Перед Моурави двигались ожившие в памяти облака, реки, леса и долины. Мертвые и живые! Но первый обязанный перед родиной знал, что если он остановится хоть на день и предастся созерцанию прошлого, то потеряет самое драгоценное — время! Время, без которого немыслимо обогнать устремившиеся вперед облака! А иная скорость не могла принести победу!
Итак, все бесповоротно решено! На битву с невидимыми, но слишком осязаемыми врагами!
В Стамбуле турецкие и чужеземные политики и флотоводцы, дипломаты и купцы, разведчики и полководцы, священнослужители и лазутчики стремились опередить друг друга, чтобы достичь желанной цели. Он сам должен был обогнать искателей приключений и стяжателей богатств, фанатиков веры и наглецов расчета, чтобы еще раз придать своим замыслам крылья.

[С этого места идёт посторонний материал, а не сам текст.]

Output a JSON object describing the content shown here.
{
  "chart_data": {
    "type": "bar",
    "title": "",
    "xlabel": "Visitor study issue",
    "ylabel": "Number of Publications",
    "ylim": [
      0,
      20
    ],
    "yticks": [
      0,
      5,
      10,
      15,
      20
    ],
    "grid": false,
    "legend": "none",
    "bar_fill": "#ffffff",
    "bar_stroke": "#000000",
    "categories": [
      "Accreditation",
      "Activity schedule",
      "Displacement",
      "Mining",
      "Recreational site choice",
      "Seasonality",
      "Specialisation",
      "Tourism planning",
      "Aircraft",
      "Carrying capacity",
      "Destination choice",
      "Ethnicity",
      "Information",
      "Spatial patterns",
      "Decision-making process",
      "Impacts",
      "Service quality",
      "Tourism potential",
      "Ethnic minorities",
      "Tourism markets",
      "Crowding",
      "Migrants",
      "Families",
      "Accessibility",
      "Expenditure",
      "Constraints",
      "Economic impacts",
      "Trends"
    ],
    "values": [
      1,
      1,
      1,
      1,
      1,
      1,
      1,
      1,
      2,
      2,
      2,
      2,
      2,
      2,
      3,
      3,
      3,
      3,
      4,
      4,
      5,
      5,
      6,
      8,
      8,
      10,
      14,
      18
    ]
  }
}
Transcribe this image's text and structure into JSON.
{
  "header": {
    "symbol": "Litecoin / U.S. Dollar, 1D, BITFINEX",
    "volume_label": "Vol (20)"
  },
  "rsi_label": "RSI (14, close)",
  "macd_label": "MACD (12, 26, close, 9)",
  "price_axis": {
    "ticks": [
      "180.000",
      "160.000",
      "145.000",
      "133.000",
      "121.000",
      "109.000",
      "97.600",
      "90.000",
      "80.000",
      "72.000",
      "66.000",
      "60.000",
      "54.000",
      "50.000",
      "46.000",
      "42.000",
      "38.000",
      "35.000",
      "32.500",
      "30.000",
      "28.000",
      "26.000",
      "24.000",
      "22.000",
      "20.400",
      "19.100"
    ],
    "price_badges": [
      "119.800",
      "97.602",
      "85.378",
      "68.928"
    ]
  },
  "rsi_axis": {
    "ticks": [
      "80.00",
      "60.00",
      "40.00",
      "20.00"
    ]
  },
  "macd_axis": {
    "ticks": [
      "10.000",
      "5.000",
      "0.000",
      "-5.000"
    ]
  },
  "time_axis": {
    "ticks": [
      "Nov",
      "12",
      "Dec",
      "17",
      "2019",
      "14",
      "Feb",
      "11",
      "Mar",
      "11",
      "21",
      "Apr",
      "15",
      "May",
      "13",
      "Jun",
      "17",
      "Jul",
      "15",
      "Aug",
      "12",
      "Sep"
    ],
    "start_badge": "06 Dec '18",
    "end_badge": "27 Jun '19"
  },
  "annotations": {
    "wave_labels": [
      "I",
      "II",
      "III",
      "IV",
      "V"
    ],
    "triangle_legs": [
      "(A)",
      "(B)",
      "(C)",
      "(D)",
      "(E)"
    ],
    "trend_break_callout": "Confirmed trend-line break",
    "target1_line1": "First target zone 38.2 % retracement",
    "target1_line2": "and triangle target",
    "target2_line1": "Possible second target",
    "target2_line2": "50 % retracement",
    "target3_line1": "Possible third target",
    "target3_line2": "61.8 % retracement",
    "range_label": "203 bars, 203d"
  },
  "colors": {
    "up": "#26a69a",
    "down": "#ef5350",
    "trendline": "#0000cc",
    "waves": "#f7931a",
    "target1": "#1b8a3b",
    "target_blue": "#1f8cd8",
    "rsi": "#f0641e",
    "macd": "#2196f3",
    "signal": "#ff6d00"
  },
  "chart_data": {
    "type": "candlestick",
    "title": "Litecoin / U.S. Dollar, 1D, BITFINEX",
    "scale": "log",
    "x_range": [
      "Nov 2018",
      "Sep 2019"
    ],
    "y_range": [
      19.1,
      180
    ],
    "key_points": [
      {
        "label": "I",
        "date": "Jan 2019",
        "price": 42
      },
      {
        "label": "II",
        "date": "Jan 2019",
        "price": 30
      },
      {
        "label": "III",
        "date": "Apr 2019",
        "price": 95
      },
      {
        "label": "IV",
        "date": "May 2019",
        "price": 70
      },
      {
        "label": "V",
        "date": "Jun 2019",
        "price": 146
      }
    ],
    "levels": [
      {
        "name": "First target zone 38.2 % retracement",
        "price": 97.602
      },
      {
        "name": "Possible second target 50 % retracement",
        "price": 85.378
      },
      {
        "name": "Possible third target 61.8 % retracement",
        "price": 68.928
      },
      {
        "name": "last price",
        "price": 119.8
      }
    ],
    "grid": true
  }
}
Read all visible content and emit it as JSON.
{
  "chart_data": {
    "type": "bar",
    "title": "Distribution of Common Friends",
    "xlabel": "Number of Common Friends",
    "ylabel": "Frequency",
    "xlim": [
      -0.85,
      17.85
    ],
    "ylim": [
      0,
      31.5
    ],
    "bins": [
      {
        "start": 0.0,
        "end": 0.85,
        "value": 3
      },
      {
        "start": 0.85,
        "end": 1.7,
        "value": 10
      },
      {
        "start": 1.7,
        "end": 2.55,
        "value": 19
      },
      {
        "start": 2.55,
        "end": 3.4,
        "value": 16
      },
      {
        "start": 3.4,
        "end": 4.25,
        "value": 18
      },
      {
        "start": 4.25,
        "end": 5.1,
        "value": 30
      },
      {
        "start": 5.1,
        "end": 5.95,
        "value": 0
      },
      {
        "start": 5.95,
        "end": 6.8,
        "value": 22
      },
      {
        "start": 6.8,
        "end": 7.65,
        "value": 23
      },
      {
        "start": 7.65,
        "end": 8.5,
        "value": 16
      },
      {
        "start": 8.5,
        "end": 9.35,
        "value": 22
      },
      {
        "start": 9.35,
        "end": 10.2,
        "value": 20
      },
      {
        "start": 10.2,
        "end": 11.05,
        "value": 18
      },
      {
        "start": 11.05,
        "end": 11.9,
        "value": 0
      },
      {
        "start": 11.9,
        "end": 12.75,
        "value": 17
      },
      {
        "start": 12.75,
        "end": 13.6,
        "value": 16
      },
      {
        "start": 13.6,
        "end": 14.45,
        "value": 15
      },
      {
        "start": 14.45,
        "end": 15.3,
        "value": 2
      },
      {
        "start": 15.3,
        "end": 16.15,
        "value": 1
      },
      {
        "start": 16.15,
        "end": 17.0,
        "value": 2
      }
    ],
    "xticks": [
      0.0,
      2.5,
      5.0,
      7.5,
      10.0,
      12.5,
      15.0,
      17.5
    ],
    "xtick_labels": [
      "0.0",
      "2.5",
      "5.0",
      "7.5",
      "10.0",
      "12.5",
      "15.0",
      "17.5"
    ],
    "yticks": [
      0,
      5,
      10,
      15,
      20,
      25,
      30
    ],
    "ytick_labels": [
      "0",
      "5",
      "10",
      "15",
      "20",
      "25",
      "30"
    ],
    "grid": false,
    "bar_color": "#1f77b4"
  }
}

А весна внезапно зашелестела своими зелено-синими знаменами. Войско, предназначенное для действий в Анатолии, полностью сосредоточилось вокруг Константинополя. Надо спешить! Почему же загадочно, отливая желтой медью, молчат барабаны и трубы?
Безмолвствовали советники Дивана: трехбунчужные паши, судьи и хранители «сундуков щедрот»! А где-то в ленкоранских зарослях перед новым прыжком на Грузию залег, конечно, «лев Ирана». Оттянуть враждебное войско от рубежей грузинских царств! Столкнуть силы двух магометанских держав и тем сбросить с острия меча черную тень Базалети! Красные воды вновь обратить в синие. Какой угодно ценой, но сторицею оплатить долг полководца! Надо спешить!
А приемы по пятницам все более олицетворяли морской отлив. Уже не скоплялись роскошные кони советников у парадного въезда в Мозаичный дворец, не тянулись вереницей к нему парчовые носилки с золотыми кистями. А последний прием, в минувшую пятницу? По своему лицемерию не походил ли он на панихиду по умершему врагу? Песни наемных певцов казались заунывными. Играли дудуки, а кто слушал? Несколько малозначащих пашей и трое позевывающих мулл. На подносы ставились лучшие вина, яства, — а кто поглощал их? Нет, не влиятельные диванбеки, ни Гасан-паша — «капитан моря», ни Селим-паша — хранитель тугры, вензельной печати султана. Прибыл один лишь Арзан-Махмет — третий советник Дивана. Вошел в большой «зал приветствий» с весело поблескивающими глазками и улыбочкой на губах, но, скользнув быстрым взглядом по невлиятельным посетителям, тут же поник, точь-в-точь как цветок индийского фокусника. Он исчез, подобно видению, сославшись на колики в паху. Правда, это не помешало ему мгновенно поглотить столько еды и питья, что, по заверению огорченного Папуна, хватило б на сотню его голодающих «ящериц».